Are you running on GPU? Also, what is the theano and PyMC3 version you are running?

Hello,

It’s Theano 0.9.0, PyMC3 3.2.

It’s running CPU only (as the AWS instance I am currently using does not have a GPU). I can move to a GPU instance if that is a problem. (But the issue isn’t execution speed, it’s memory usage).

Thanks!

Yeah it is likely unrelated to GPU/CPU. any idea @twiecki?

This could be due to the pre-initialization of the trace, as the model is fairly high-dimensional. Can you try with the HDF5 backend?

Thanks for the suggestion. I’ll give it a try.

The behavior is that memory allocation steadily grows until about 20% complete, at which point it reaches >99% of memory and starts to swap.
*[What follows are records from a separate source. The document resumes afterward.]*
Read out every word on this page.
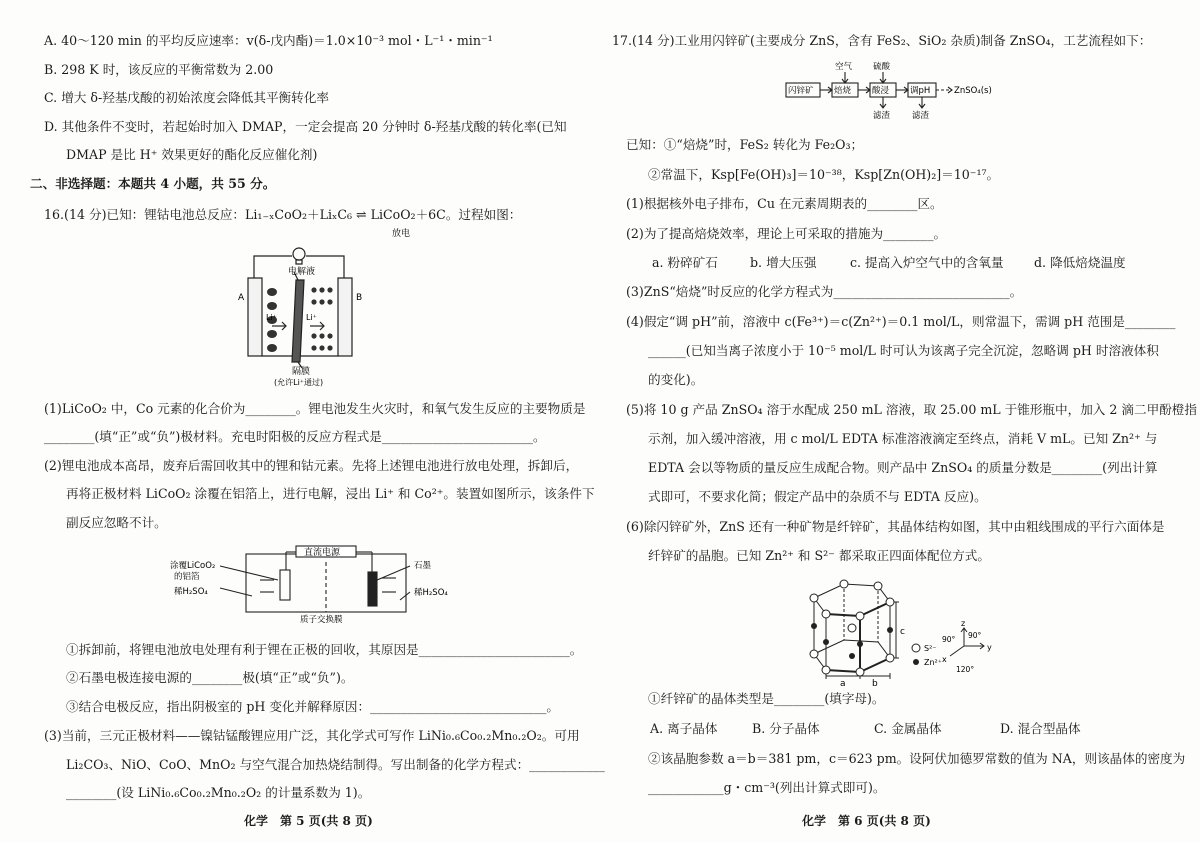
A. 40～120 min 的平均反应速率：v(δ-戊内酯)＝1.0×10⁻³ mol・L⁻¹・min⁻¹
B. 298 K 时，该反应的平衡常数为 2.00
C. 增大 δ-羟基戊酸的初始浓度会降低其平衡转化率
D. 其他条件不变时，若起始时加入 DMAP，一定会提高 20 分钟时 δ-羟基戊酸的转化率(已知
DMAP 是比 H⁺ 效果更好的酯化反应催化剂)
二、非选择题：本题共 4 小题，共 55 分。
16.(14 分)已知：锂钴电池总反应：Li₁₋ₓCoO₂＋LiₓC₆ ⇌ LiCoO₂＋6C。过程如图：
放电
电解液
A	B
Li⁺	Li⁺
隔膜
(允许Li⁺通过)
(1)LiCoO₂ 中，Co 元素的化合价为________。锂电池发生火灾时，和氧气发生反应的主要物质是
________(填“正”或“负”)极材料。充电时阳极的反应方程式是________________________。
(2)锂电池成本高昂，废弃后需回收其中的锂和钴元素。先将上述锂电池进行放电处理，拆卸后，
再将正极材料 LiCoO₂ 涂覆在铝箔上，进行电解，浸出 Li⁺ 和 Co²⁺。装置如图所示，该条件下
副反应忽略不计。
直流电源
涂覆LiCoO₂
的铝箔
稀H₂SO₄
石墨
稀H₂SO₄
质子交换膜
①拆卸前，将锂电池放电处理有利于锂在正极的回收，其原因是________________________。
②石墨电极连接电源的________极(填“正”或“负”)。
③结合电极反应，指出阴极室的 pH 变化并解释原因：____________________________。
(3)当前，三元正极材料——镍钴锰酸锂应用广泛，其化学式可写作 LiNi₀.₆Co₀.₂Mn₀.₂O₂。可用
Li₂CO₃、NiO、CoO、MnO₂ 与空气混合加热烧结制得。写出制备的化学方程式：____________
________(设 LiNi₀.₆Co₀.₂Mn₀.₂O₂ 的计量系数为 1)。
化学　第 5 页(共 8 页)
17.(14 分)工业用闪锌矿(主要成分 ZnS，含有 FeS₂、SiO₂ 杂质)制备 ZnSO₄，工艺流程如下：
空气 硫酸
闪锌矿 焙烧 酸浸 调pH	ZnSO₄(s)
滤渣	滤渣
已知：①“焙烧”时，FeS₂ 转化为 Fe₂O₃；
②常温下，Ksp[Fe(OH)₃]＝10⁻³⁸，Ksp[Zn(OH)₂]＝10⁻¹⁷。
(1)根据核外电子排布，Cu 在元素周期表的________区。
(2)为了提高焙烧效率，理论上可采取的措施为________。
a. 粉碎矿石	b. 增大压强	c. 提高入炉空气中的含氧量 d. 降低焙烧温度
(3)ZnS“焙烧”时反应的化学方程式为____________________________。
(4)假定“调 pH”前，溶液中 c(Fe³⁺)＝c(Zn²⁺)＝0.1 mol/L，则常温下，需调 pH 范围是________
______(已知当离子浓度小于 10⁻⁵ mol/L 时可认为该离子完全沉淀，忽略调 pH 时溶液体积
的变化)。
(5)将 10 g 产品 ZnSO₄ 溶于水配成 250 mL 溶液，取 25.00 mL 于锥形瓶中，加入 2 滴二甲酚橙指
示剂，加入缓冲溶液，用 c mol/L EDTA 标准溶液滴定至终点，消耗 V mL。已知 Zn²⁺ 与
EDTA 会以等物质的量反应生成配合物。则产品中 ZnSO₄ 的质量分数是________(列出计算
式即可，不要求化简；假定产品中的杂质不与 EDTA 反应)。
(6)除闪锌矿外，ZnS 还有一种矿物是纤锌矿，其晶体结构如图，其中由粗线围成的平行六面体是
纤锌矿的晶胞。已知 Zn²⁺ 和 S²⁻ 都采取正四面体配位方式。
c
a	b
S²⁻
Zn²⁺
z
x
y
90° 90°
120°
①纤锌矿的晶体类型是________(填字母)。
A. 离子晶体	B. 分子晶体	C. 金属晶体	D. 混合型晶体
②该晶胞参数 a＝b＝381 pm，c＝623 pm。设阿伏加德罗常数的值为 NA，则该晶体的密度为
____________g・cm⁻³(列出计算式即可)。
化学　第 6 页(共 8 页)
It doesn’t appear that the allocation is happening all up front, but rather is continuous during execution.

I will let you know the results…

@twiecki & @junpenglao,

I can’t get it to work under any circumstances. The behavior is always the same: it allocates approximately 100MB of additional memory per second, and allocated memory keeps growing until it exceeds the machine’s physical capacity, at which point the process degrades completely due to memory swapping. I have tried 61GB, 122GB and 244GB machines; all produce the same outcome except that the larger memory instances last for a longer time until they start to thrash.
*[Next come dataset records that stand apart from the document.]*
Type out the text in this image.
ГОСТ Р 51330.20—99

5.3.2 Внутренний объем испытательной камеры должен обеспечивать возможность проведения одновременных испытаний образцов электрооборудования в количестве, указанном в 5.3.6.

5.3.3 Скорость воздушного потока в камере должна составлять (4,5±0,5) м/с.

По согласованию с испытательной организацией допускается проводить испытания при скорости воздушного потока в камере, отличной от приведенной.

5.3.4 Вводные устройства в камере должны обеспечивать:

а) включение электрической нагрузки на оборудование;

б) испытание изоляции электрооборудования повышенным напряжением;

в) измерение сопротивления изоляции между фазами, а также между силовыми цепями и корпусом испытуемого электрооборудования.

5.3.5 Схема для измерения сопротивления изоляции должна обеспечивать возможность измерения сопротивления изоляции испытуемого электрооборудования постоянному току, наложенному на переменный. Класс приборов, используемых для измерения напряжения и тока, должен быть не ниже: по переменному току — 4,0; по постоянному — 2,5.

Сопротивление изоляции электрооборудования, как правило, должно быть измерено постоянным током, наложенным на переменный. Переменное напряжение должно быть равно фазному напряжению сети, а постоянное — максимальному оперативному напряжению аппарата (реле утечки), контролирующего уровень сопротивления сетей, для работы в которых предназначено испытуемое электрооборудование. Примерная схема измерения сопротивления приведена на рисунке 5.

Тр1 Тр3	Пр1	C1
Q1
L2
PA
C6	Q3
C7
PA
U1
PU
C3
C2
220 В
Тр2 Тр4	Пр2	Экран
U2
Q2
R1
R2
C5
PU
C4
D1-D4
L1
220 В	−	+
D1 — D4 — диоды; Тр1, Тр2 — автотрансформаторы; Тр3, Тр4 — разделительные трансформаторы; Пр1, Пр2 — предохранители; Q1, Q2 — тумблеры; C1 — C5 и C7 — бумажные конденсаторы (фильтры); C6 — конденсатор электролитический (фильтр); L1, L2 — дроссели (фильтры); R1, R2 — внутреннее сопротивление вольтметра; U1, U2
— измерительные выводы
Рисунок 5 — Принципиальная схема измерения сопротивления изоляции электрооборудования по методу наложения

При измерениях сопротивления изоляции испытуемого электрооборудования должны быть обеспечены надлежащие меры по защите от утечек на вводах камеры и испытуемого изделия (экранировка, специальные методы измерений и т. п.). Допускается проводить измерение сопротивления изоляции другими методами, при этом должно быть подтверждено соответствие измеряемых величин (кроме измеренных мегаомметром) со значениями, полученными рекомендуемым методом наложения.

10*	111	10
It is dying during the initialization process using ADVI (v3.1) or jitter+adapt_diag (v3.2) – usually about 20% finished depending on machine specs.

Ubuntu 16.04, Python 3.5.2, Theano 0.9.0

I have tried all combinations of the following:

  • PyMC3 v3.2 and v3.1
  • Default backend
  • HDF5 backend

I would love to use PyMC3 for a computing project, but can’t proceed with any confidence unless I can find a way to complete runs with a reasonably available quantity of memory.

I would appreciate any insight you might have. Is there a known good configuration available within AWS (i.e. a combination of operating system, Python version, PyMC3 version, etc)?

Thanks again for your assistance!

Wondering if this issue may be relevant? Looks like another user had memory issues running on Linux in AWS, that did not appear on his/her personal machine.

Thanks!

@twiecki & @junpenglao,

Thought you might be interested – it is definitely a platform issue with Linux on AWS. (I only tried Ubuntu, don’t know about other flavors of Linux).

See other reports, e.g.


On AWS Linux, running the notebook linked earlier in the thread allocates >> 244 GB and kills the machine.

On AWS Windows, the process is stable at 160MB. Not 160GB, but 160MB.

Thanks for your attention to this. I will file an issue on Github if you want me to, please let me know.

2 Likes

Thanks for reporting the solution. Really puzzling that memory is managed so differently on AWS Linux. This probably makes it a Theano issue, but definitely open an issue (or comment on the one you dug up) of your findings.

Hi,

I am having the same problem of memory leakage. My input dataset is barely 200Mb.
Shape of dataset is 1.2M x 19.

I have used my local instance to run sampling. It would work fine on a smaller sample of the dataset. But when I plug everything in, it starts consuming more and more memory, until it starts swapping to disk and eventually kills the session.

I tried on heavy AWS Sagemaker compute but it does the same thing over there.

Using PYMC v5. Python 3.9.

Can anyone please help me on this?